L.A. Garment Factory Fined $282K for Paying Below Minimum Wage

6/19/2013
California Labor Commissioner Julie A. Su issued citations totaling $282,582 to a Los Angeles garment maker that moved and changed its business name to avoid previous citations. Violations issued to 5 Plus 2, Inc. include paying 19 employees below minimum wage and not paying overtime. Fines were also levied and garments made at the business were confiscated as a result of not properly registering the business.

"Workers who are paid by the piece, as in this situation, are still entitled to basic protections. Employers in California must keep accurate records for hours and pay, and ensure their employees receive minimum wage and overtime," said Christine Baker, Director of the Department of Industrial Relations (DIR). The Labor Commissioner's office is a division of DIR.

"This case demonstrates our commitment not just to addressing wage theft but also to cracking down on the shell games used to avoid detection," said Labor Commissioner Su.  "A phenomenon of the underground economy is the practice of employers who, when caught breaking the law,  close down that business in name only and operate another phantom one under someone else's name. 

"This practice is intended to avoid responsibilities to workers and undercuts honest employers," she continued. "We are conducting in-depth investigations to uncover and put a stop to these abusive practices."

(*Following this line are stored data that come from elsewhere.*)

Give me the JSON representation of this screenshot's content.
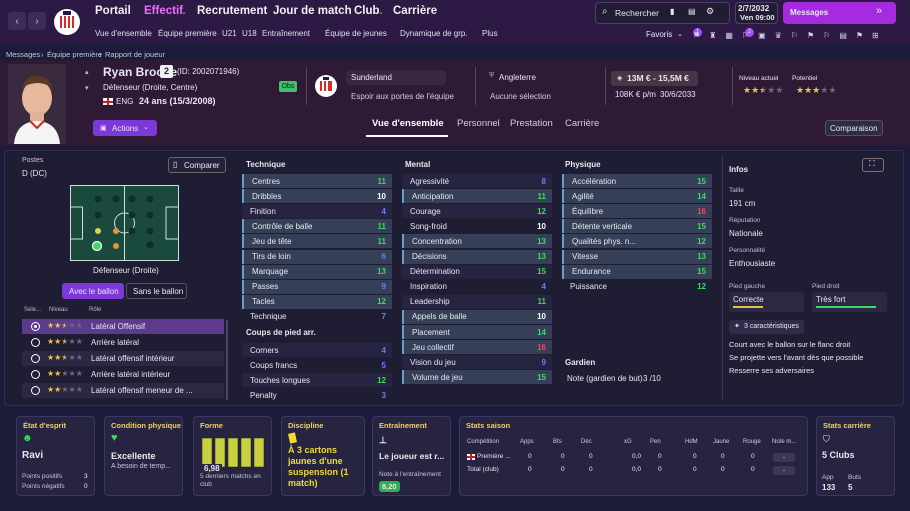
{
  "nav": {
    "items": [
      "Portail",
      "Effectif",
      "Recrutement",
      "Jour de match",
      "Club",
      "Carrière"
    ],
    "sub": [
      "Vue d'ensemble",
      "Équipe première",
      "U21",
      "U18",
      "Entraînement",
      "Équipe de jeunes",
      "Dynamique de grp.",
      "Plus"
    ],
    "search": "Rechercher",
    "date": "2/7/2032",
    "day": "Ven 09:00",
    "messages": "Messages",
    "favoris": "Favoris",
    "fav_badges": [
      "1",
      "2"
    ]
  },
  "breadcrumb": [
    "Messages",
    "Équipe première",
    "Rapport de joueur"
  ],
  "player": {
    "name": "Ryan Brooke",
    "number": "2",
    "id": "(ID: 2002071946)",
    "position": "Défenseur (Droite, Centre)",
    "nation": "ENG",
    "age": "24 ans (15/3/2008)",
    "tag": "Obs",
    "club": "Sunderland",
    "club_status": "Espoir aux portes de l'équipe",
    "national": "Angleterre",
    "national_status": "Aucune sélection",
    "value": "13M € - 15,5M €",
    "wage": "108K € p/m",
    "contract": "30/6/2033",
    "level_label": "Niveau actuel",
    "potential_label": "Potentiel",
    "level_stars": 2.5,
    "potential_stars": 3,
    "actions": "Actions"
  },
  "tabs": [
    "Vue d'ensemble",
    "Personnel",
    "Prestation",
    "Carrière"
  ],
  "compare_btn": "Comparaison",
  "positions": {
    "title": "Postes",
    "value": "D (DC)",
    "compare": "Comparer",
    "role_label": "Défenseur (Droite)",
    "with_ball": "Avec le ballon",
    "without_ball": "Sans le ballon",
    "cols": [
      "Séle...",
      "Niveau",
      "Rôle"
    ],
    "roles": [
      {
        "name": "Latéral Offensif",
        "stars": 2.5,
        "selected": true
      },
      {
        "name": "Arrière latéral",
        "stars": 2.5,
        "selected": false
      },
      {
        "name": "Latéral offensif intérieur",
        "stars": 2.5,
        "selected": false
      },
      {
        "name": "Arrière latéral intérieur",
        "stars": 2,
        "selected": false
      },
      {
        "name": "Latéral offensif meneur de ...",
        "stars": 2,
        "selected": false
      }
    ]
  },
  "technique": {
    "title": "Technique",
    "rows": [
      [
        "Centres",
        "11"
      ],
      [
        "Dribbles",
        "10"
      ],
      [
        "Finition",
        "4"
      ],
      [
        "Contrôle de balle",
        "11"
      ],
      [
        "Jeu de tête",
        "11"
      ],
      [
        "Tirs de loin",
        "6"
      ],
      [
        "Marquage",
        "13"
      ],
      [
        "Passes",
        "9"
      ],
      [
        "Tacles",
        "12"
      ],
      [
        "Technique",
        "7"
      ]
    ]
  },
  "setpieces": {
    "title": "Coups de pied arr.",
    "rows": [
      [
        "Corners",
        "4"
      ],
      [
        "Coups francs",
        "5"
      ],
      [
        "Touches longues",
        "12"
      ],
      [
        "Penalty",
        "3"
      ]
    ]
  },
  "mental": {
    "title": "Mental",
    "rows": [
      [
        "Agressivité",
        "8"
      ],
      [
        "Anticipation",
        "11"
      ],
      [
        "Courage",
        "12"
      ],
      [
        "Song-froid",
        "10"
      ],
      [
        "Concentration",
        "13"
      ],
      [
        "Décisions",
        "13"
      ],
      [
        "Détermination",
        "15"
      ],
      [
        "Inspiration",
        "4"
      ],
      [
        "Leadership",
        "11"
      ],
      [
        "Appels de balle",
        "10"
      ],
      [
        "Placement",
        "14"
      ],
      [
        "Jeu collectif",
        "16"
      ],
      [
        "Vision du jeu",
        "9"
      ],
      [
        "Volume de jeu",
        "15"
      ]
    ]
  },
  "physique": {
    "title": "Physique",
    "rows": [
      [
        "Accélération",
        "15"
      ],
      [
        "Agilité",
        "14"
      ],
      [
        "Équilibre",
        "16"
      ],
      [
        "Détente verticale",
        "15"
      ],
      [
        "Qualités phys. n...",
        "12"
      ],
      [
        "Vitesse",
        "13"
      ],
      [
        "Endurance",
        "15"
      ],
      [
        "Puissance",
        "12"
      ]
    ]
  },
  "gardien": {
    "title": "Gardien",
    "label": "Note (gardien de but)",
    "value": "3 /10"
  },
  "infos": {
    "title": "Infos",
    "height_label": "Taille",
    "height": "191 cm",
    "rep_label": "Réputation",
    "rep": "Nationale",
    "pers_label": "Personnalité",
    "pers": "Enthousiaste",
    "lfoot_label": "Pied gauche",
    "lfoot": "Correcte",
    "rfoot_label": "Pied droit",
    "rfoot": "Très fort",
    "lfoot_level": 0.45,
    "rfoot_level": 0.9,
    "traits_btn": "3 caractéristiques",
    "traits": [
      "Court avec le ballon sur le flanc droit",
      "Se projette vers l'avant dès que possible",
      "Resserre ses adversaires"
    ]
  },
  "cards": {
    "morale": {
      "title": "État d'esprit",
      "value": "Ravi",
      "pos_label": "Points positifs",
      "pos": "3",
      "neg_label": "Points négatifs",
      "neg": "0"
    },
    "condition": {
      "title": "Condition physique",
      "value": "Excellente",
      "sub": "A besoin de temp..."
    },
    "form": {
      "title": "Forme",
      "value": "6,98",
      "sub": "5 derniers matchs en club"
    },
    "discipline": {
      "title": "Discipline",
      "text": "À 3 cartons jaunes d'une suspension (1 match)"
    },
    "training": {
      "title": "Entraînement",
      "text": "Le joueur est r...",
      "sub": "Note à l'entraînement",
      "value": "8,20"
    },
    "season": {
      "title": "Stats saison",
      "cols": [
        "Compétition",
        "Apps",
        "Bts",
        "Déc",
        "xG",
        "Pen",
        "HdM",
        "Jaune",
        "Rouge",
        "Note m..."
      ],
      "rows": [
        [
          "Première ...",
          "0",
          "0",
          "0",
          "0,0",
          "0",
          "0",
          "0",
          "0",
          "-"
        ],
        [
          "Total (club)",
          "0",
          "0",
          "0",
          "0,0",
          "0",
          "0",
          "0",
          "0",
          "-"
        ]
      ]
    },
    "career": {
      "title": "Stats carrière",
      "value": "5 Clubs",
      "app_label": "App",
      "app": "133",
      "goals_label": "Buts",
      "goals": "5"
    }
  },
  "colors": {
    "accent": "#c06bff",
    "nav_active": "#f36bff",
    "good": "#3ddc60",
    "mid": "#e8e8f0",
    "low": "#6a7cff",
    "bad": "#ff4050"
  }
}
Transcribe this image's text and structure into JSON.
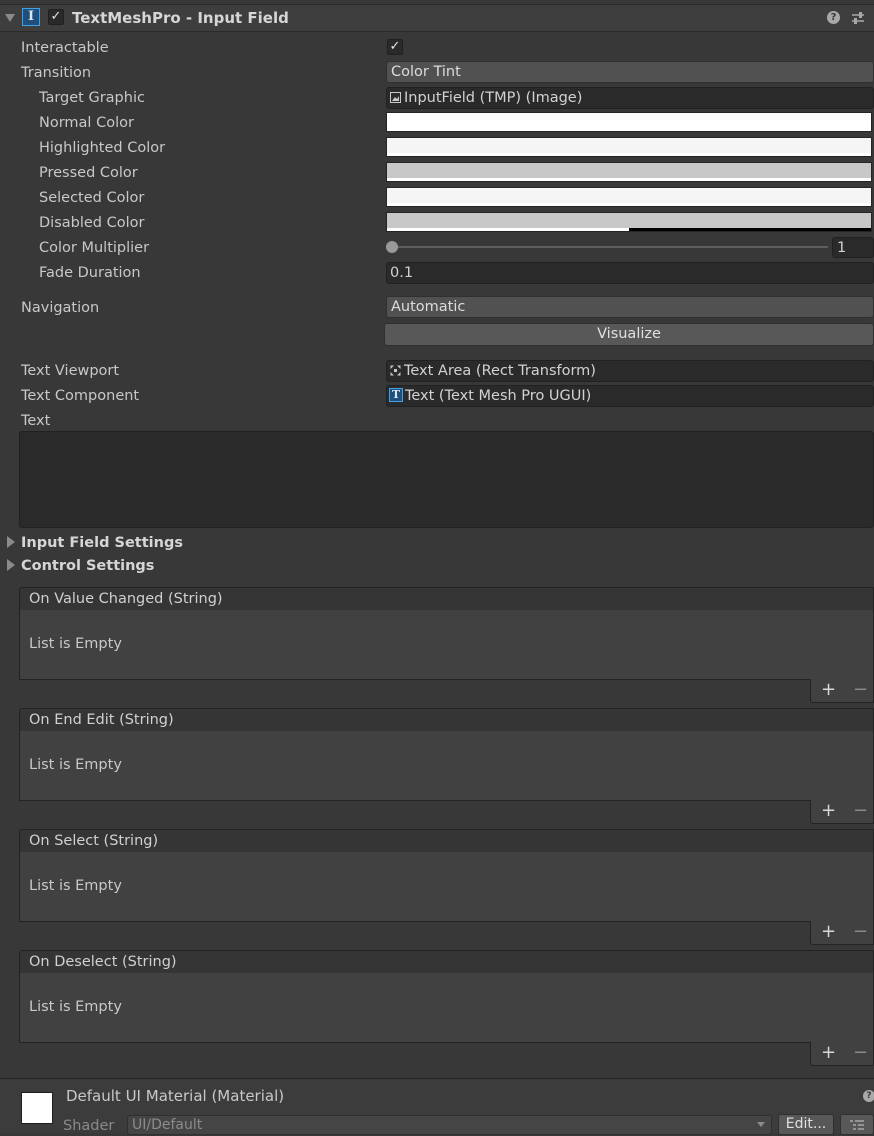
{
  "component": {
    "title": "TextMeshPro - Input Field",
    "enabled_checkmark": "✓"
  },
  "fields": {
    "interactable": {
      "label": "Interactable",
      "check": "✓"
    },
    "transition": {
      "label": "Transition",
      "value": "Color Tint"
    },
    "target_graphic": {
      "label": "Target Graphic",
      "value": "InputField (TMP) (Image)"
    },
    "normal_color": {
      "label": "Normal Color",
      "color": "#ffffff"
    },
    "highlighted_color": {
      "label": "Highlighted Color",
      "color": "#f5f5f5"
    },
    "pressed_color": {
      "label": "Pressed Color",
      "color": "#c8c8c8"
    },
    "selected_color": {
      "label": "Selected Color",
      "color": "#f5f5f5"
    },
    "disabled_color": {
      "label": "Disabled Color",
      "color": "#c8c8c8"
    },
    "color_multiplier": {
      "label": "Color Multiplier",
      "value": "1"
    },
    "fade_duration": {
      "label": "Fade Duration",
      "value": "0.1"
    },
    "navigation": {
      "label": "Navigation",
      "value": "Automatic"
    },
    "visualize": {
      "label": "Visualize"
    },
    "text_viewport": {
      "label": "Text Viewport",
      "value": "Text Area (Rect Transform)"
    },
    "text_component": {
      "label": "Text Component",
      "value": "Text (Text Mesh Pro UGUI)"
    },
    "text": {
      "label": "Text",
      "value": ""
    }
  },
  "foldouts": {
    "input_field_settings": "Input Field Settings",
    "control_settings": "Control Settings"
  },
  "events": [
    {
      "title": "On Value Changed (String)",
      "empty": "List is Empty"
    },
    {
      "title": "On End Edit (String)",
      "empty": "List is Empty"
    },
    {
      "title": "On Select (String)",
      "empty": "List is Empty"
    },
    {
      "title": "On Deselect (String)",
      "empty": "List is Empty"
    }
  ],
  "event_buttons": {
    "add": "+",
    "remove": "−"
  },
  "material": {
    "name": "Default UI Material (Material)",
    "shader_label": "Shader",
    "shader_value": "UI/Default",
    "edit_button": "Edit..."
  },
  "colors": {
    "accent": "#3fa2e6",
    "background": "#383838"
  }
}
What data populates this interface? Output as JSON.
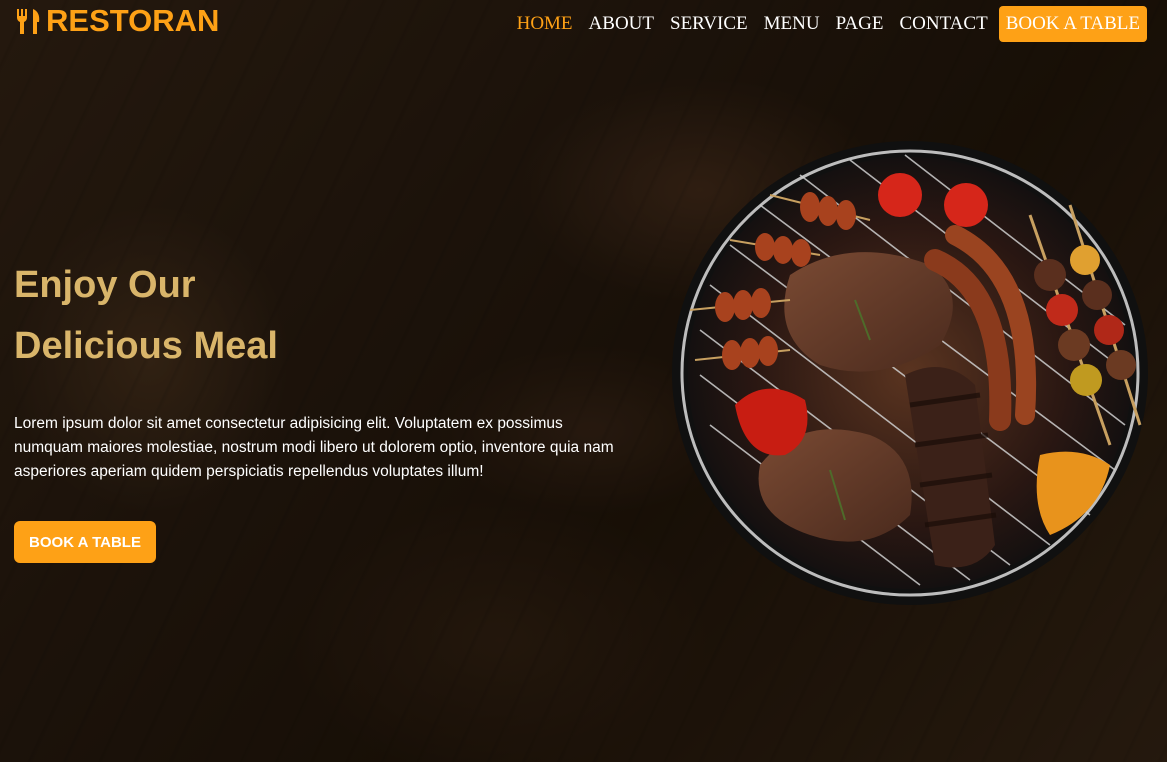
{
  "brand": {
    "name": "RESTORAN",
    "icon": "fork-knife-icon",
    "color": "#FEA116"
  },
  "nav": {
    "items": [
      {
        "label": "HOME",
        "active": true
      },
      {
        "label": "ABOUT",
        "active": false
      },
      {
        "label": "SERVICE",
        "active": false
      },
      {
        "label": "MENU",
        "active": false
      },
      {
        "label": "PAGE",
        "active": false
      },
      {
        "label": "CONTACT",
        "active": false
      }
    ],
    "cta": "BOOK A TABLE"
  },
  "hero": {
    "title_line1": "Enjoy Our",
    "title_line2": "Delicious Meal",
    "description": "Lorem ipsum dolor sit amet consectetur adipisicing elit. Voluptatem ex possimus numquam maiores molestiae, nostrum modi libero ut dolorem optio, inventore quia nam asperiores aperiam quidem perspiciatis repellendus voluptates illum!",
    "button": "BOOK A TABLE",
    "image": "bbq-grill-image"
  },
  "colors": {
    "accent": "#FEA116",
    "title": "#D9B56A",
    "text": "#FFFFFF"
  }
}
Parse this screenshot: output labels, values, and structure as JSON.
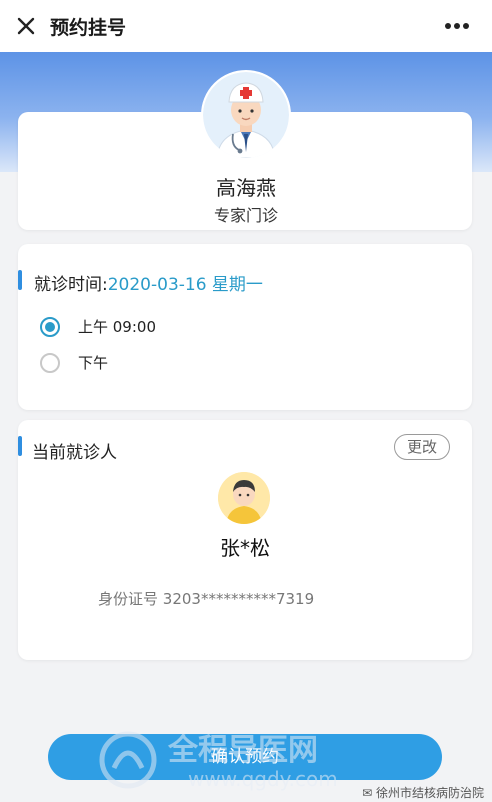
{
  "header": {
    "title": "预约挂号",
    "close_icon": "close-icon",
    "more_icon": "more-dots-icon"
  },
  "doctor": {
    "name": "高海燕",
    "clinic_type": "专家门诊"
  },
  "schedule": {
    "label": "就诊时间:",
    "value": "2020-03-16 星期一",
    "options": [
      {
        "label": "上午 09:00",
        "selected": true
      },
      {
        "label": "下午",
        "selected": false
      }
    ]
  },
  "patient": {
    "section_title": "当前就诊人",
    "change_label": "更改",
    "name": "张*松",
    "id_label": "身份证号",
    "id_value": "3203**********7319"
  },
  "actions": {
    "confirm_label": "确认预约"
  },
  "watermark": {
    "text": "全程导医网",
    "url": "www.qgdy.com"
  },
  "footer": {
    "source": "徐州市结核病防治院"
  },
  "colors": {
    "accent": "#2a9bc9",
    "banner_top": "#5d93e6",
    "button": "#2f9ee4"
  }
}
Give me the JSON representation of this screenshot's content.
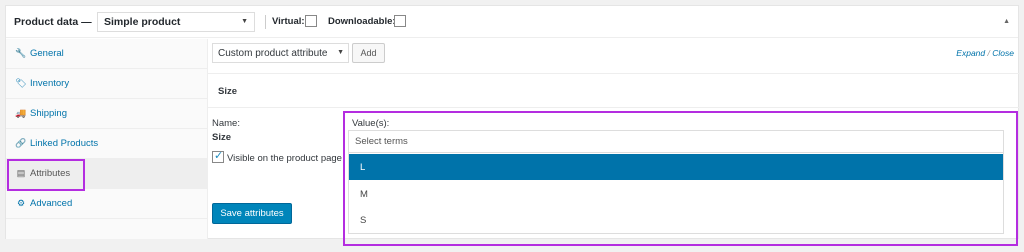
{
  "header": {
    "title": "Product data —",
    "product_type": "Simple product",
    "virtual_label": "Virtual:",
    "downloadable_label": "Downloadable:",
    "virtual_checked": false,
    "downloadable_checked": false
  },
  "sidebar": {
    "items": [
      {
        "label": "General",
        "icon": "wrench-icon",
        "glyph": "🔧",
        "active": false
      },
      {
        "label": "Inventory",
        "icon": "tag-icon",
        "glyph": "🏷",
        "active": false
      },
      {
        "label": "Shipping",
        "icon": "truck-icon",
        "glyph": "🚚",
        "active": false
      },
      {
        "label": "Linked Products",
        "icon": "link-icon",
        "glyph": "🔗",
        "active": false
      },
      {
        "label": "Attributes",
        "icon": "list-icon",
        "glyph": "▤",
        "active": true
      },
      {
        "label": "Advanced",
        "icon": "gear-icon",
        "glyph": "⚙",
        "active": false
      }
    ]
  },
  "attributes": {
    "attribute_select": "Custom product attribute",
    "add_label": "Add",
    "expand_label": "Expand",
    "separator": "/",
    "close_label": "Close",
    "attribute_name_heading": "Size",
    "name_label": "Name:",
    "name_value": "Size",
    "visible_label": "Visible on the product page",
    "visible_checked": true,
    "values_label": "Value(s):",
    "values_placeholder": "Select terms",
    "options": [
      "L",
      "M",
      "S"
    ],
    "highlighted_option": "L",
    "save_label": "Save attributes",
    "truncated_tail": "e"
  },
  "colors": {
    "link": "#0073aa",
    "primary_button": "#0085ba",
    "highlight_option": "#0073aa",
    "annotation_box": "#b42de0"
  }
}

Yeong Sil Kim, manager/owner of 5 Plus 2, Inc. at 1240 S. Main St. #304 in Los Angeles, was cited following a May 28 inspection of the facility, where women's blouses with the label "Benefit" were made. During the course of the Labor Commissioner's investigation, it was determined that Yeong Sil Kim was also the owner of Bultina Fashion, Inc., which had been cited $26,750 two years earlier for violations of the Labor Code.

Those February 2011 citations were not paid and Kim did not respond to a request for information concerning payments to employees. Shortly after, Bultina left its location at 407 E. Pico Blvd., Suite 708.

The following year, in August 2012, an inspector for the Labor Commissioner interviewed employees of 5 Plus 2, then located at 1242 S. Santee St. #210. Although the listed owner of 5 Plus 2 was So Hye Park, the employees said they were working for Bultina Fashion and Yeong Sil Kim. The investigation found that Kim, not Park, was exercising control over the employees and the business operations.

Employees were paid by the piece, and in cash; there were no time cards or records to verify hours worked and pay received. Citations were issued for $18,900, and 5 Plus 2 filed an appeal. However, the employer did not show at the appeal hearing, and the citations were referred to collection.

Based on the records available and the testimony of employees, an audit for wages owed was conducted by the Labor Commissioner's office. Another inspection took place at 5 Plus 2's new location on Main Street, and 150 articles of clothing were confiscated as they were made in violation of Labor Code 2675, which requires garment manufacturers and contractors to register with the Labor Commissioner's office.

This action led to the most recent citations, at which point Kim acknowledged being the actual owner of 5 Plus 2.

In a recent report entitled "State of the Division of Labor Standards Enforcement," released in May 2013, the Labor Commissioner's office reported that in 2012 the Division assessed the highest amount on record of overtime and minimum wages.  In the garment industry, nearly $6.2 million was assessed in wages and penalties in 2012. 

In addition, the Labor Commissioner has improved enforcement of AB 633, an expedited wage claims process for garment workers which holes the manufacturers and retailers responsible as "guarantors" along with garment contractors for workers' wages. In 2012, the Labor Commissioner issued over $7 million in AB 633 hearing awards, the highest amount on record. 

Among its wide-ranging enforcement responsibilities, the Labor Commissioner's office inspects workplaces for wage and hour violations, adjudicates wage claims, enforces prevailing wage rates and apprenticeship standards in public works projects, investigates retaliation complaints, issues licenses and registrations for various businesses and educates the public on labor laws.